Herbert Muster, Beratungsleiter für Kern- und Steinobst, über die drohende Frostgefahr, den Apfelmarkt und die Zukunft des Verbandes.
NEUES LAND: Das Thema Spätfröste bewegt die ganze Steiermark, denn auch heuer scheint die Situation wieder brandgefährlich. Gibt es schon die ersten Schäden an Obstkulturen?
Herbert Muster: Die Nerven in der Branche liegen blank und tiefe Lagen sind bereits beregnet oder beheizt worden. Speziell bei Marillen, die schon länger in Vollblüte sind, gibt es erste Schäden. Einzelne Anlagen sind stark betroffen, die gesamten Verluste halten sich aber noch in Grenzen. Bei Kernobst gehen wir davon aus, dass derzeit noch keine nennenswerten Schäden aufgetreten sind.
NL: Wie schätzen Sie den weiteren Verlauf ein?
Muster: Die Gefahr ist bekanntlich erst bei den Eisheiligen vorbei. Durch Warmphasen im Winter und dem damit verbundenen frühen Vegetationsstart, dauert die Frostsaison immer länger. Auch in diesem Jahr begann die Entwicklung der Obstkulturen sehr zeitig, nur das Jahr 2007 war extremer. Wir erwarten die Apfelblüte ab Anfang April, danach ist die Frostanfälligkeit der jungen Früchte am größten. Erfahrungsgemäß sind immer die Nächte um den Vollmond am gefährlichsten – in den Jahren 2016 und 2017 war das auch so. Demnach wird es vermutlich um den 19. April wieder ernst.
NL: Die Apfelernte des Vorjahres war sehr gut. Wie läuft die Vermarktung?
Muster: In Europa wurde die höchste Erntemenge der Geschichte eingefahren – der Markt ist gesättigt. Erschwerend kommt hinzu, dass wir 2016 kaum Kunden im Ausland bedienen konnten und damit als Lieferant unattraktiv geworden sind. Außerdem hatten auch viele Private in ihren Hausgärten eine Rekordernte, womit die Eigenversorgung sehr hoch war. Durch diese dreifache Belastung liegt der Verkauf hinter den Erwartungen. Gut zu verkaufen ist weiterhin Ware mit hoher Qualität, das bedeutet hohe Fruchtfleischfestigkeit und ausreichend Zucker, sowie gute Haltbarkeit.
NL: Wo sehen Sie den stärksten Handlungsbedarf für die Zukunft des steirischen Obstbaus?
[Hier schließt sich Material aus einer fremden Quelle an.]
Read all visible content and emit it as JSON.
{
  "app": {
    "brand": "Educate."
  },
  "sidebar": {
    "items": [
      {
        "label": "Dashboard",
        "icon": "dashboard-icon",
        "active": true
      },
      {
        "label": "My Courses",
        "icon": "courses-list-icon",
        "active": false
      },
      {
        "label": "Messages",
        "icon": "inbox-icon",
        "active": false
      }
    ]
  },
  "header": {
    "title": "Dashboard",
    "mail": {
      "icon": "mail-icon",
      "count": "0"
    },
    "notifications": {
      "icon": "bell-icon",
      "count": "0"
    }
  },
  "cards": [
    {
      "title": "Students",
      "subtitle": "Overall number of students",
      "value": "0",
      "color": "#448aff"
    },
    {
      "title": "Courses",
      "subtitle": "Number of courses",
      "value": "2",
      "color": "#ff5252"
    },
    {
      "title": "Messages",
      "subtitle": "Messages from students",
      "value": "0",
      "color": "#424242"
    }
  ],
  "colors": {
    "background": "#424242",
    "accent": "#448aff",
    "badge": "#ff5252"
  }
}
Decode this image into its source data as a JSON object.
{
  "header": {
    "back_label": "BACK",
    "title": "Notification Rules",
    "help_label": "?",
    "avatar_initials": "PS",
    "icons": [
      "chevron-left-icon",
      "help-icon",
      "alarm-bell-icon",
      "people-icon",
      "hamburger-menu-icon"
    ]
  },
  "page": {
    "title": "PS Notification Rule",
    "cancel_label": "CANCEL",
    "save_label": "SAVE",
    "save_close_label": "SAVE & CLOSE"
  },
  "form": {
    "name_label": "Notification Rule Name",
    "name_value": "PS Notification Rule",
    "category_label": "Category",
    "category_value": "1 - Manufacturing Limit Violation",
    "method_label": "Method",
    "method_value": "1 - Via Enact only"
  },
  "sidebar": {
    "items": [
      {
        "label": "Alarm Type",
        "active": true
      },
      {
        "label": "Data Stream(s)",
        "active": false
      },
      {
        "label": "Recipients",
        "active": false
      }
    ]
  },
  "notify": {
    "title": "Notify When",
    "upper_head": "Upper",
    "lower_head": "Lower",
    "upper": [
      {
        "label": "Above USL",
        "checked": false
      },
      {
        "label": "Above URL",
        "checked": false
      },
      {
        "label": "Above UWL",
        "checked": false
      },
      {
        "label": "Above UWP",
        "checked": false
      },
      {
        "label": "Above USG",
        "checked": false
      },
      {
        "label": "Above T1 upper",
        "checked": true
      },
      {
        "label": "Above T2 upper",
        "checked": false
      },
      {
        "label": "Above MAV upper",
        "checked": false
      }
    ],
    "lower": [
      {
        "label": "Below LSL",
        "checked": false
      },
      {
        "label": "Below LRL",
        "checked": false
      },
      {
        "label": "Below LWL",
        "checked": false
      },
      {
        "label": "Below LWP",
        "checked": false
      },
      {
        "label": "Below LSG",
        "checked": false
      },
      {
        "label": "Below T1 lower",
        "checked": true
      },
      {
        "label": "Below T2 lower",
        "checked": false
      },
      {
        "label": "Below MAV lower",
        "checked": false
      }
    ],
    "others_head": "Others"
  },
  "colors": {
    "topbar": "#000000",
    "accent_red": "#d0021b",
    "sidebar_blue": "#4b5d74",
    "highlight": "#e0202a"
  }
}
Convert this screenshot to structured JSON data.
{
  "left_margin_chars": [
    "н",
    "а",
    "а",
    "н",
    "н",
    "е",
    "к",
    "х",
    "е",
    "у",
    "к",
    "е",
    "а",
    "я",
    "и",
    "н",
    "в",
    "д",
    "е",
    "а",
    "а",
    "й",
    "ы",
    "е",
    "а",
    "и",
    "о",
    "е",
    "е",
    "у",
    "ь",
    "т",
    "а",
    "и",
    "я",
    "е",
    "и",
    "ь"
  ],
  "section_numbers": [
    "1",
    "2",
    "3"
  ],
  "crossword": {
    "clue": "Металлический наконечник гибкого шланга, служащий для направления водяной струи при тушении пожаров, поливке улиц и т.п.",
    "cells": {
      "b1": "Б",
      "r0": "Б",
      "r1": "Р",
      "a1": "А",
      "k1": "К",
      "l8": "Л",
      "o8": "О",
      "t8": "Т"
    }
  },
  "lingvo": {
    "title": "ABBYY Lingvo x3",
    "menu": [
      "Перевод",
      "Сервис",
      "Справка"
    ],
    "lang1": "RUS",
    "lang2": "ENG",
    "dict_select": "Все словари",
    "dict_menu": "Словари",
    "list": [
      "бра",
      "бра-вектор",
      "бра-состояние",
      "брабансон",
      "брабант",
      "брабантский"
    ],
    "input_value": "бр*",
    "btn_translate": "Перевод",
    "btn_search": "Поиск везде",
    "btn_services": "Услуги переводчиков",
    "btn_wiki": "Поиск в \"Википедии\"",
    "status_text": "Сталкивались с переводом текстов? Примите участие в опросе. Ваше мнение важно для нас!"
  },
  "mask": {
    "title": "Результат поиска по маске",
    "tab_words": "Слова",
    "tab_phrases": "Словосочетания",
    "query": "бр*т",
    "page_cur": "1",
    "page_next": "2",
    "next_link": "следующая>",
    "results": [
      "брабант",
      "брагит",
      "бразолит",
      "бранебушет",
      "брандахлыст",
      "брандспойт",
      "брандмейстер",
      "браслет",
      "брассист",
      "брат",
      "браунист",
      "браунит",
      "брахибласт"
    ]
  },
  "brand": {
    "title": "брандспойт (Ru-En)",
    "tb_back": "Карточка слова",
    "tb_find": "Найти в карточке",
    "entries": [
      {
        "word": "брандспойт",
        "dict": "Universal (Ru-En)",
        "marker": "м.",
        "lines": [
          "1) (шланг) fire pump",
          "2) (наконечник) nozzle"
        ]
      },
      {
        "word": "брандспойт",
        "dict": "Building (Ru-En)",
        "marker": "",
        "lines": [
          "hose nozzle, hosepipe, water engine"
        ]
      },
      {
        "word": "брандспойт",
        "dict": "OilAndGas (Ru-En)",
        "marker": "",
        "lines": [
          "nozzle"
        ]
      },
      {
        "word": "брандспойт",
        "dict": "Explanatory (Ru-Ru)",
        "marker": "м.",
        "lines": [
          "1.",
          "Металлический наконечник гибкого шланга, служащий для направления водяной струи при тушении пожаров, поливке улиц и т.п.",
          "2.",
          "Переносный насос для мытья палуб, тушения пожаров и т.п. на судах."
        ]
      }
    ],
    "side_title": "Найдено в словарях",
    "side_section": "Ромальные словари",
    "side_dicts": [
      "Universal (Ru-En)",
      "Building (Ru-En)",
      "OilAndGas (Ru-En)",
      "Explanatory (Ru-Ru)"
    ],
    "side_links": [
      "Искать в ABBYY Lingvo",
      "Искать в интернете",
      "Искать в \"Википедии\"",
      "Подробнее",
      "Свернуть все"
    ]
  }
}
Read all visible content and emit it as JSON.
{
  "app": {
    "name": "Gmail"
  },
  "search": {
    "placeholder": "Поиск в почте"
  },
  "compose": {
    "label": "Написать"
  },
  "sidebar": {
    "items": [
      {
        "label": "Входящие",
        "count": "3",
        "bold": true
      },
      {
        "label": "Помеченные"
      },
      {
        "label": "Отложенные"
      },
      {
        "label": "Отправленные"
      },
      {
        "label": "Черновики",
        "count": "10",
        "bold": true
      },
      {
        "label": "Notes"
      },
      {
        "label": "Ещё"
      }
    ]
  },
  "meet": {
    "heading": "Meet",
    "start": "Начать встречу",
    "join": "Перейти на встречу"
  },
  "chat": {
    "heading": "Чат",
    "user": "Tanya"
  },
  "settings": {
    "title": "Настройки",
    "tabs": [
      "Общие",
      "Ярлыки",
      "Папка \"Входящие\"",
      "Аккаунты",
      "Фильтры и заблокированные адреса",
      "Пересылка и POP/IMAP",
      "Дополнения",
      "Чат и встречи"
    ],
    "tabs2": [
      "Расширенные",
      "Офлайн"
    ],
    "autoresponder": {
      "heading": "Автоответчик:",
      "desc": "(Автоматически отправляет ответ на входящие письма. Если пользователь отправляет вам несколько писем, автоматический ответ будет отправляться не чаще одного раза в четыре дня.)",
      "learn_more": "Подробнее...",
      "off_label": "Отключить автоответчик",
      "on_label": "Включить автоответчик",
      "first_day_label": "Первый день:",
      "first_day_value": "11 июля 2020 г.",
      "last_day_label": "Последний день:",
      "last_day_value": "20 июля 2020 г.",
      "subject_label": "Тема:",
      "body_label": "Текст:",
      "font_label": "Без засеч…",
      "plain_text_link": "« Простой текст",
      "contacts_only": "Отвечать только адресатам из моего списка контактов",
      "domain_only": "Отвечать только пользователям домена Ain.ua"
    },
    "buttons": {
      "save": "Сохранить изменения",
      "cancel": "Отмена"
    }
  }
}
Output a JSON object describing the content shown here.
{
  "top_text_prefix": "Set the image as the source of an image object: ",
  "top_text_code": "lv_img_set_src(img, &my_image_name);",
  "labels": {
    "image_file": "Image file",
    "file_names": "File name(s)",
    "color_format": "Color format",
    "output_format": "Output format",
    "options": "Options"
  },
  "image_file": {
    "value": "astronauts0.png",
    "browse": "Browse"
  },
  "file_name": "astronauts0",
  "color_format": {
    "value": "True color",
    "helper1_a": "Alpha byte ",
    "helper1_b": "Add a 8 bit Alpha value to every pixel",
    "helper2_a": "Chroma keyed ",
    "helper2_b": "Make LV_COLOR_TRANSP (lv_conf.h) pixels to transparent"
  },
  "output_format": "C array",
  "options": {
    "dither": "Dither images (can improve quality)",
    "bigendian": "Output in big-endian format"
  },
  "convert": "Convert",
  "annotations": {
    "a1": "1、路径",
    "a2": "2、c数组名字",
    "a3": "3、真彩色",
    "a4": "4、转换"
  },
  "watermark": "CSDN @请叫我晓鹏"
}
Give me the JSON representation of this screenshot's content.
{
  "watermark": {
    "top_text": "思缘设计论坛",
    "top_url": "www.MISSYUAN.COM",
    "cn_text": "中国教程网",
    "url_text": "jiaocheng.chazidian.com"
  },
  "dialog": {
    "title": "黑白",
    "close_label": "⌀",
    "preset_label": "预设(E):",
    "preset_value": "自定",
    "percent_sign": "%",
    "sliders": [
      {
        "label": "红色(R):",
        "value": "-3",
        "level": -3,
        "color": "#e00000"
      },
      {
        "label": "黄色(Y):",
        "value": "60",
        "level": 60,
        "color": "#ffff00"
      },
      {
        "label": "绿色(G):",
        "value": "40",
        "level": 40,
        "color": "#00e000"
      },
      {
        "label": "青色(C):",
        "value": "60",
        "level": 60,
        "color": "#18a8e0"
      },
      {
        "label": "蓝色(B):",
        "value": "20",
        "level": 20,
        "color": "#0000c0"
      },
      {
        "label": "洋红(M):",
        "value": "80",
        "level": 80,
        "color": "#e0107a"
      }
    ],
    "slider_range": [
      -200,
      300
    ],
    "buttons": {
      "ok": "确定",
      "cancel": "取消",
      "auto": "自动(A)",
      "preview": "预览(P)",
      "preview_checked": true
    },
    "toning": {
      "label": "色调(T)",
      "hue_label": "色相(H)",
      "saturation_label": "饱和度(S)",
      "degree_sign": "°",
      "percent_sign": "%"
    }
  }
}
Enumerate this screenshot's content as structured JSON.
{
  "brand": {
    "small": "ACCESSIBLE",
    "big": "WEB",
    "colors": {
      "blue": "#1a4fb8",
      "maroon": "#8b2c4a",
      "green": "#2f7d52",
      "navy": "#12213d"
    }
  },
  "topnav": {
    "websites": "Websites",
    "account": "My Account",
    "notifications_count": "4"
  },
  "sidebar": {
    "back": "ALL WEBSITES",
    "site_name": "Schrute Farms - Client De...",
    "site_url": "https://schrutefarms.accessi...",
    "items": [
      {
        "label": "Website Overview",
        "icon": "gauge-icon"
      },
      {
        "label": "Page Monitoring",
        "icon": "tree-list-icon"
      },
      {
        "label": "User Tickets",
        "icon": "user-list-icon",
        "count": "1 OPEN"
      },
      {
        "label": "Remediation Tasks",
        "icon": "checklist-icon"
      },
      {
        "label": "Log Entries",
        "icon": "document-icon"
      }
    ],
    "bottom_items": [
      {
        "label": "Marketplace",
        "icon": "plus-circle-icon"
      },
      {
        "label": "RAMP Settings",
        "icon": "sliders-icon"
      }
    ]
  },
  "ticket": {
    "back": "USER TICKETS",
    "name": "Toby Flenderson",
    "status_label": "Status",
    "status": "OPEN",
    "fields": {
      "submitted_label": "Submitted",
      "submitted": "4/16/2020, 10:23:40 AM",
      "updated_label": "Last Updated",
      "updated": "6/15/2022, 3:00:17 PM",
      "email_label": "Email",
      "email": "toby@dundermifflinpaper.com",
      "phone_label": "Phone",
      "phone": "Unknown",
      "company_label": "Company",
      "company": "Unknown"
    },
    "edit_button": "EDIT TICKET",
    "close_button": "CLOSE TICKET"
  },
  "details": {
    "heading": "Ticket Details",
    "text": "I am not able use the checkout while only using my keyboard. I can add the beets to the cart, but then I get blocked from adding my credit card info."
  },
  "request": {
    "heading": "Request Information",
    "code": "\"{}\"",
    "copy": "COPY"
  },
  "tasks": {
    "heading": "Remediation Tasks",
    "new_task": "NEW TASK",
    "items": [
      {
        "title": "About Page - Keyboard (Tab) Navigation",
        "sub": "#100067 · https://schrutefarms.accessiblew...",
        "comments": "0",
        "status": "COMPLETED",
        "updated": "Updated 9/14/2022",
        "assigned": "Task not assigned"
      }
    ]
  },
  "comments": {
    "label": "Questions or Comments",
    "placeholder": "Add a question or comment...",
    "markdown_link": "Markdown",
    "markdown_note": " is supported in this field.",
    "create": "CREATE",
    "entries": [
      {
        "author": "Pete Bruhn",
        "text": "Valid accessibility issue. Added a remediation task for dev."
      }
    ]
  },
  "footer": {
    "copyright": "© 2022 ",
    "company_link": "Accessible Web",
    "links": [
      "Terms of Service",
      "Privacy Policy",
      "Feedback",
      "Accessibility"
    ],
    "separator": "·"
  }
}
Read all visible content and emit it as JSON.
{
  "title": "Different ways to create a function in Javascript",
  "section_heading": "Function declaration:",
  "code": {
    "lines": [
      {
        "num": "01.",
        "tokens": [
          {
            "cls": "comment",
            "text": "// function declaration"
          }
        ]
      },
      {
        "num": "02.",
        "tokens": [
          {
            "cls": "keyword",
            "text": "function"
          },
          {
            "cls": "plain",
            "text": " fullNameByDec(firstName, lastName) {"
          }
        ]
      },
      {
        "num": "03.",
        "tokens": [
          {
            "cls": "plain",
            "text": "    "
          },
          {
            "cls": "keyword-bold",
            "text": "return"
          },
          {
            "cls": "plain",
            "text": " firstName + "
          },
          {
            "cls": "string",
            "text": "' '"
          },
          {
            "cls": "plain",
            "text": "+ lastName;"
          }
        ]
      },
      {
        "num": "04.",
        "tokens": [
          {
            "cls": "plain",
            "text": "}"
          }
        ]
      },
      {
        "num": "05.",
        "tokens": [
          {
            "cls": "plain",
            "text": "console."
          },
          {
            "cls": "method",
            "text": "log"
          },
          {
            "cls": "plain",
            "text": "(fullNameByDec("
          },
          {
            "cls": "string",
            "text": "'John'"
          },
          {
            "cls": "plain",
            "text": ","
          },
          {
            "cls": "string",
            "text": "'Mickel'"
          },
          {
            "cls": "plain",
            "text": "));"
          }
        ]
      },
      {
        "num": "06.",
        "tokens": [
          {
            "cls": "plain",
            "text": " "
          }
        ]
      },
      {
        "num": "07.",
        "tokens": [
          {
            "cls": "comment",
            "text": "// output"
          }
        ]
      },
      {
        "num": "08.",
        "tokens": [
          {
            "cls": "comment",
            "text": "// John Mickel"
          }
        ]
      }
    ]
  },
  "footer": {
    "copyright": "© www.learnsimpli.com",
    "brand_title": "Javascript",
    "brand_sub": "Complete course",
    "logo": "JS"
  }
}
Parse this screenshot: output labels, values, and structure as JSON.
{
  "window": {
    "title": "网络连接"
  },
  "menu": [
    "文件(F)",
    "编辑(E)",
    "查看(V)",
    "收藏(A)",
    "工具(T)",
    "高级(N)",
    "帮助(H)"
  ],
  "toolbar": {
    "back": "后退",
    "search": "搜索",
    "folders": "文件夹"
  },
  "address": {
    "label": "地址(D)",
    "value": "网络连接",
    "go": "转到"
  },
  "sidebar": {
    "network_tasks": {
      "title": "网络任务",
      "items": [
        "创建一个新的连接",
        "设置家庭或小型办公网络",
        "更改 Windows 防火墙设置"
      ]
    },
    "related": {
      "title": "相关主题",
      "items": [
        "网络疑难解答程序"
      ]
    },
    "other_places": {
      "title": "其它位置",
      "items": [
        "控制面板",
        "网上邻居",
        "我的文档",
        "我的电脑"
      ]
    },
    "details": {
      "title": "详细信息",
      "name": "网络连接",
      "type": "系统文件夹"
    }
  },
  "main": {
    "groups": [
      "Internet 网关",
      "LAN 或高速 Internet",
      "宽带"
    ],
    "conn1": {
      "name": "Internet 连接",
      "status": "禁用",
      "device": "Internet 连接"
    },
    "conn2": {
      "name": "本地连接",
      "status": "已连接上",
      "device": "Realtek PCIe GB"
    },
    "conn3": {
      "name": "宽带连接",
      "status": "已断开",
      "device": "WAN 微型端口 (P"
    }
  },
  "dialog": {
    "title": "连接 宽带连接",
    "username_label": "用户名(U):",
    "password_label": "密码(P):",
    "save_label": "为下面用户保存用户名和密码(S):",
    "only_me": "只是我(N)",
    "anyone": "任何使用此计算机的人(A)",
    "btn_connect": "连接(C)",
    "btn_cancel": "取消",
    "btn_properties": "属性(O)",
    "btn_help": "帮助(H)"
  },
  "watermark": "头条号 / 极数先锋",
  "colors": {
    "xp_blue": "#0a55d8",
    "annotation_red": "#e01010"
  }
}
Muster: Wir haben in der Steiermark alle Voraussetzungen für ein hervorragendes Obstbaugebiet. Wichtig sind natürlich die Qualitätsproduktion, die Produktionssicherheit und die Sortenpolitik. Den größten Handlungsbedarf sehe ich aber bei der Bündelung der Vermarktung, da sie derzeit in Österreich durch viele Splittergruppen geprägt ist. Wenn wir uns auf einem gesättigten Markt nicht einig sind, wird ein brutaler Verdrängungswettbewerb eintreten. Außerdem werden wir beispielsweise bei der Vergabe neuer Sorten für ein Anbaugebiet einfach nicht ernst genommen.
NL: Sie haben im Jänner Wolfgang Mazelle als Geschäftsführer des Verbandes Steirischer Erwerbsobstbauern abgelöst. Welche Schwerpunkte möchten Sie in dieser Funktion setzen?
Muster: Mir ist es ein großes Anliegen, dass sich der Verband als neutrale Organisation präsentiert und als Vertretung für alle Gruppen wahrgenommen wird. Wichtig erscheint mir, dass man miteinander spricht und alle Betroffenen in Entscheidungsprozesse einbezieht. Die Bündelung der Vermarktung ist nicht unsere Aufgabe, wir können aber als eine Art Mediator fungieren. Vermarkter und Bauern müssen dafür einen Schritt auf uns zugehen. Außerdem möchten wir als Sprachrohr hin zur Politik dienen und bearbeiten auch Themen wie die ländliche Entwicklung, die Herkunftssicherheit und die GAP-Förderperiode nach 2020.
Zur Person
Herbert Muster studierte Pflanzenproduktion an der Universität für Bodenkultur. 1996 begann er als Obstbauberater in der LK Steiermark und spezialisierte sich danach auf die Pflanzenschutzberatung. Seit 2007 ist er Beratungsleiter für Kern- und Steinobst und seit Jänner 2019 Geschäftsführer der Steirischen Erwerbsobstbauern. Der 51-jährige ist verheiratet und hat drei Kinder.